# webseite automatisch ausfüllen und abschicken



## marek (29. Mrz 2006)

hallo. 
ich würde gerne ein programm schreiben, dass auf dieser seite automatisch einen kommentar schreibt und ausfüllt, wenn ein neuer eintrag gemacht wurde. 
dass es erkennt, ob ein neuer eintrag gemacht wrude habe ich schon hingekriegt. 
jetzt möchte ich nur noch dass automatisch ein kommentar eingetragen wird. 

kan mir da jemand weiterhelfen? 
kann man mit java überhaupt so was machen? 

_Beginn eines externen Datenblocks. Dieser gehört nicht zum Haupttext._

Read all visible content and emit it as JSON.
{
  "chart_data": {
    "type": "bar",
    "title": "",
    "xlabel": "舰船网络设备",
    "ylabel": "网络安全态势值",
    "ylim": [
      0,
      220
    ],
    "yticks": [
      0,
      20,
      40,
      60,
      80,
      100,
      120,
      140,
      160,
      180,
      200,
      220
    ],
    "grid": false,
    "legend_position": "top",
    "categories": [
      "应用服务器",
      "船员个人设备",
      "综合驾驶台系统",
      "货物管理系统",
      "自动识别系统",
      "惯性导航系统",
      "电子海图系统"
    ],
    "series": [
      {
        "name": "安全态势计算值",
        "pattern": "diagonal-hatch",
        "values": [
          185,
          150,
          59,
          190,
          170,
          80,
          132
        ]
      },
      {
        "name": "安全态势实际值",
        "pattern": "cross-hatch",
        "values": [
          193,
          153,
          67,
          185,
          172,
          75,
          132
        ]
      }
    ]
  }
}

oder kann mir jemand sagen, was genau passiert wenn man auf den abschick-button klickt?


----------



## krey (31. Mrz 2006)

marek hat gesagt.:
			
		

> hallo.
> ich würde gerne ein programm schreiben, dass auf dieser seite automatisch einen kommentar schreibt und ausfüllt, wenn ein neuer eintrag gemacht wurde.
> dass es erkennt, ob ein neuer eintrag gemacht wrude habe ich schon hingekriegt.
> jetzt möchte ich nur noch dass automatisch ein kommentar eingetragen wird.
> ...



Sagt dir "Apache Jakarta Commons HttpClient" etwas?

Du kannst das Senden von HTTP anfragen selbst imlementieren, oder du nutzt freie Klassen die diese Funktionalität bieten.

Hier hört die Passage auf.